Scientific classification
- Kingdom: Animalia
- Phylum: Chordata
- Class: Placodermi
- Order: incertae sedis
- Genus: Deinodus
- Type species: Deinodus bennetti Hussakof and Bryant 1919
- Species: Deinodus bennetti; Deinodus ohioensis;

= Deinodus =

Deinodus is a form genus that includes two species: the form found in the Onondaga Formation of western New York, Deinodus bennetti, and the form found in the Columbus and Limestone of central Ohio, Deinodus ohioensis. Both species are limited to the Eifelian age of the middle Devonian Period, which occurred 398-391 million years ago (Martin, 2002).

Denison (1978) postulates that the genus could be an arthrodire or ptyctodont, but places it in his "incertae sedis" section. Individual specimens tend to resemble the ptyctodonts from the same units and ptyctodonts from Australia, so Deinodus is most likely a ptyctodont. Specimens interpreted as lateral spines may show that Deinodus was a basal ptyctodont, not far removed from the petalichthyids (Martin, 2002).

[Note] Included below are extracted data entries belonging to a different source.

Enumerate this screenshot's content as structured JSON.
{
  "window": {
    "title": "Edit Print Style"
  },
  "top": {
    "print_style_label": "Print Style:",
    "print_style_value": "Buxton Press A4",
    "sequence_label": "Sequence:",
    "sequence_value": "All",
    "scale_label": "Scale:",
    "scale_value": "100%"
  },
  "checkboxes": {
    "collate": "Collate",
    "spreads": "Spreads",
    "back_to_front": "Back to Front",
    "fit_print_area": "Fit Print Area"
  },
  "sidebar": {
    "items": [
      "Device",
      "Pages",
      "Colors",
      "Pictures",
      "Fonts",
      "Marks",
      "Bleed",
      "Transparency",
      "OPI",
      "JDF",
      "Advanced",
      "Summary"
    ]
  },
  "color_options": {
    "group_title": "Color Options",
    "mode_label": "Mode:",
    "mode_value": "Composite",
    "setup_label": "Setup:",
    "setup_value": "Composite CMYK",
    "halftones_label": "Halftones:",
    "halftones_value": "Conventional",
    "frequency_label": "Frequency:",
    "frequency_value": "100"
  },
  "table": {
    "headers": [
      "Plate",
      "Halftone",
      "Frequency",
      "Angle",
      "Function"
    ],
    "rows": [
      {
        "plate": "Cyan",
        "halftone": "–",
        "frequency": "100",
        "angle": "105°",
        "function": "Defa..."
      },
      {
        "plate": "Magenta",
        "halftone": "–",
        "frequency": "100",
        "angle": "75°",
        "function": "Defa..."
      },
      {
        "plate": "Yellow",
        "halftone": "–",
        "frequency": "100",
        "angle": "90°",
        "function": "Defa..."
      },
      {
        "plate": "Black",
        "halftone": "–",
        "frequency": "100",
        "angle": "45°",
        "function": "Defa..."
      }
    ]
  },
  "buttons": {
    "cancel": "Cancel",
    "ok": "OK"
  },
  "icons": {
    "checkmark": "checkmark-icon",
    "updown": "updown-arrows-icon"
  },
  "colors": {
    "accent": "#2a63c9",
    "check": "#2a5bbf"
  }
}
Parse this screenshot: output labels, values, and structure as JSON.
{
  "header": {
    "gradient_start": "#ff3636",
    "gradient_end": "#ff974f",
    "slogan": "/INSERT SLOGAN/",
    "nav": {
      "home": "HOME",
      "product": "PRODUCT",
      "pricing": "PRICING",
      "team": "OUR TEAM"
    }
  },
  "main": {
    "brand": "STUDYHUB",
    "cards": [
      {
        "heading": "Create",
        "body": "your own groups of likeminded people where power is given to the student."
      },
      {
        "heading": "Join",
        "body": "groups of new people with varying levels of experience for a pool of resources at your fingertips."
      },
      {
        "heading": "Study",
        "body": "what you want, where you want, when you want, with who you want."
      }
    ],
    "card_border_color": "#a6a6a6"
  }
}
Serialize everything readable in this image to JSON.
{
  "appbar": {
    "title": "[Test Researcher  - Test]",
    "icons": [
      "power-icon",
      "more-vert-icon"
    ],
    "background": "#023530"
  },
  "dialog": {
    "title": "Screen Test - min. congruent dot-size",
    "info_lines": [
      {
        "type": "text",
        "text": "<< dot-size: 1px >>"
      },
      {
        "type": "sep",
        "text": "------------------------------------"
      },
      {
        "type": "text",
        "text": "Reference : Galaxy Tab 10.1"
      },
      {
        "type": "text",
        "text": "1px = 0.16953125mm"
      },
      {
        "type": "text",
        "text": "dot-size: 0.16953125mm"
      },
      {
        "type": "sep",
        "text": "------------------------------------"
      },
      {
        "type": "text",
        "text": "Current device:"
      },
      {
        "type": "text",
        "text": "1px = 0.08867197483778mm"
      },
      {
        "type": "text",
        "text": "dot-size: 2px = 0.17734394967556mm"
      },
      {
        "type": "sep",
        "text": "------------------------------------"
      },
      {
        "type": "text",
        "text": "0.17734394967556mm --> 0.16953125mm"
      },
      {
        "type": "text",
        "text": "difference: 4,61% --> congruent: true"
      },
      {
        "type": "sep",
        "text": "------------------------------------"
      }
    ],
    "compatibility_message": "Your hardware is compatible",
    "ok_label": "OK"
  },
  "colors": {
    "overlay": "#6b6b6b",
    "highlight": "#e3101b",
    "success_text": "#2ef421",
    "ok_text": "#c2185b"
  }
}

Deinodus bennetti was first described in 1919 (Hussakof and Bryant). Specimens of Deinodus exhibit a variety of shapes, though most possess the characteristic large tubercles reported by Hussakof and Bryant (1918). Those specimens that do not possess tubercles resemble those that do possess tubercles. These tubercles are usually found on a margin, close to the widest point, and are different in appearance from those reported in other placoderms (Long, 1997).

The variety of shapes probably represents function rather than ontogeny. Specimens have been attributed to upper and lower dental plates, dorsal spines, trunk shield plates and lateral spines. Tubercles are found on all of these elements (Long, 1997; Martin, 2002).

Most specimens that are considered dental elements are still entombed in matrix, so it is difficult to determine the feeding strategy of the fish (Martin, 2002). Since most ptyctodonts are durophagous (Maisey, 1996), meaning that they ate organisms with hard shells or exoskeletons, it seems likely that Deinodus was too.

Deinodus ohioensis was a bit smaller than D. bennetti and preferred shallower water. D. ohioensis could have been a smaller species or juvenile D. bennetti using the Columbus sea as a nursery area (Martin, 2002).